There was always going to come a point where born and bred Londonders could no longer afford to stay living in their hometown, and if the fact people with higher housing priority than you are sat waiting for years before being offerred property isn't enough of a deterrent, then you must surely realise your only real option is to look for private rented housing, using a Guarantor or the council bond scheme.
Instead of just asking at letting agents or checking Rightmove, you can still search for flats the old fashioned way by looking in shop windows, supermarket community sale boards, asking around who are the local landlords (ask your local corner shop, they know everyone!).
I also once found a flat just by posting a note on the staff room board, although I appreciate that option isn't open you being currently unemployed, you might be able to ask the receptionist at some of the very big local firms if they have such a board you can check.
Just because you may well see a similar young woman with a baby in a council flat in Ealing, you have to shelve the fantasy that will be you anytime soon. She may well have sat it out in grotty B&Bs for several years before being offered that. She may have come straight from prison where they're instantly classed as priority homeless. She may have invisible disabilities that prioritised her. She may be subletting off the actual registered council tenant who lives somewhere else.
It's a shame you can't get to know these people at playgroups when baby is old enough and see if they're willing to advise you on how they obtained their property.
Ultimately, although it seems overcrowded and stressful and not at all ideal, living at your Mum's will be far preferable to miserable years in a council bedsit B&B. Go and check such places out if you don't believe me.
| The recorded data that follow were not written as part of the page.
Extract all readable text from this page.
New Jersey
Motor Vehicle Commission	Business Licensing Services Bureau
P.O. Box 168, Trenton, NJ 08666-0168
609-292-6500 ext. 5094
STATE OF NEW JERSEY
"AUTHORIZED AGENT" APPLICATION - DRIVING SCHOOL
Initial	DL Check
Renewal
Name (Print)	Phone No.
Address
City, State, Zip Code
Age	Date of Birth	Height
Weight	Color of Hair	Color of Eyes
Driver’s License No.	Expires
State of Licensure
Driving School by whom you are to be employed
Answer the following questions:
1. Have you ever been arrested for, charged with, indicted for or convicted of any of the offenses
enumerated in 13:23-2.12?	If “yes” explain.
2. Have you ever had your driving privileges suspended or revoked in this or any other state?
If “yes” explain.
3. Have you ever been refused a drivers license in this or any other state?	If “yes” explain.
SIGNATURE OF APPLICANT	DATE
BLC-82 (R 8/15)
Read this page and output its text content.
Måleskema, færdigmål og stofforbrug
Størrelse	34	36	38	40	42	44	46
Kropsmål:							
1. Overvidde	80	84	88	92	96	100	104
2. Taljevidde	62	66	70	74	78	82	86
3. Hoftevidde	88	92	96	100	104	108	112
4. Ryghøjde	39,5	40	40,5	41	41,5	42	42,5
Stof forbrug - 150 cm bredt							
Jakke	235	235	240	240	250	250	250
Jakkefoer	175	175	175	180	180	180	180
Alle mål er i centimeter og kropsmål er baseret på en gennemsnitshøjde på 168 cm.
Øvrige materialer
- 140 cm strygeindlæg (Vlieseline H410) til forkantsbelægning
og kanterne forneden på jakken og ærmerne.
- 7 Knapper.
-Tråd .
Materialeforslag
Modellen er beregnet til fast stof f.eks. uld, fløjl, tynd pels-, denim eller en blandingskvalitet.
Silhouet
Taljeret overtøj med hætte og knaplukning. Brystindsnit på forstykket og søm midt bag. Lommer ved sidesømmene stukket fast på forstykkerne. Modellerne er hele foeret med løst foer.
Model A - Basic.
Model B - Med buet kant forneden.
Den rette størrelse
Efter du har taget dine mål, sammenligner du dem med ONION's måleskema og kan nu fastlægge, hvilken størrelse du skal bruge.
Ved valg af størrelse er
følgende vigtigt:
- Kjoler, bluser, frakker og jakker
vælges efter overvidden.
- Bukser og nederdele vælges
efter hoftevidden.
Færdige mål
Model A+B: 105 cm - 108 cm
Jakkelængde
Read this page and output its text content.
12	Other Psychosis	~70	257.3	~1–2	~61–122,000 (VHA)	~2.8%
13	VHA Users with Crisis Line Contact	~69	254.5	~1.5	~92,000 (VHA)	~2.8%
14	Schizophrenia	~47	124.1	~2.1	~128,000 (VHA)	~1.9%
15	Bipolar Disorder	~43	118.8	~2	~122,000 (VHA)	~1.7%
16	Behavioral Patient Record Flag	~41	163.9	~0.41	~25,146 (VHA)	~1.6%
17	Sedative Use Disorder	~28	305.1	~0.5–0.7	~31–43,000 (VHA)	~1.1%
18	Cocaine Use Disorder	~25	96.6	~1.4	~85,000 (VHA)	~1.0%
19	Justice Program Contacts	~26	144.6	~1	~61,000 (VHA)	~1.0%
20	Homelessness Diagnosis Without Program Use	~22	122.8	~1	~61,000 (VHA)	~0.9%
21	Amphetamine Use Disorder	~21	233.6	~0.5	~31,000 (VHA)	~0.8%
You're in one of the most expensive capital cities in the world. Yes parts of it are so crud-u-like you can't imagine why these a housing shortage, but the reality is people are happy to live in London's crud-u-like regions, rather than move out of the city altogether. Where you are now, at your Mum's, with your current unemployment and family status, is the best you're going to get.
You are nowhere near being 'priority homeless'. You're not even homeless. And overcrowding is no longer a priority factor in real terms.
Stay there, or consider starting your life afresh in another part of the country.
Move to West Yorkshire or East Lancashire. You'll get offered a 2 or 3 bed house instantly as they have 'instant lets', or you can wait a couple of weeks for a nicer area home.
There are some lovely towns up that way. Todmorden for instance. Hebden Bridge.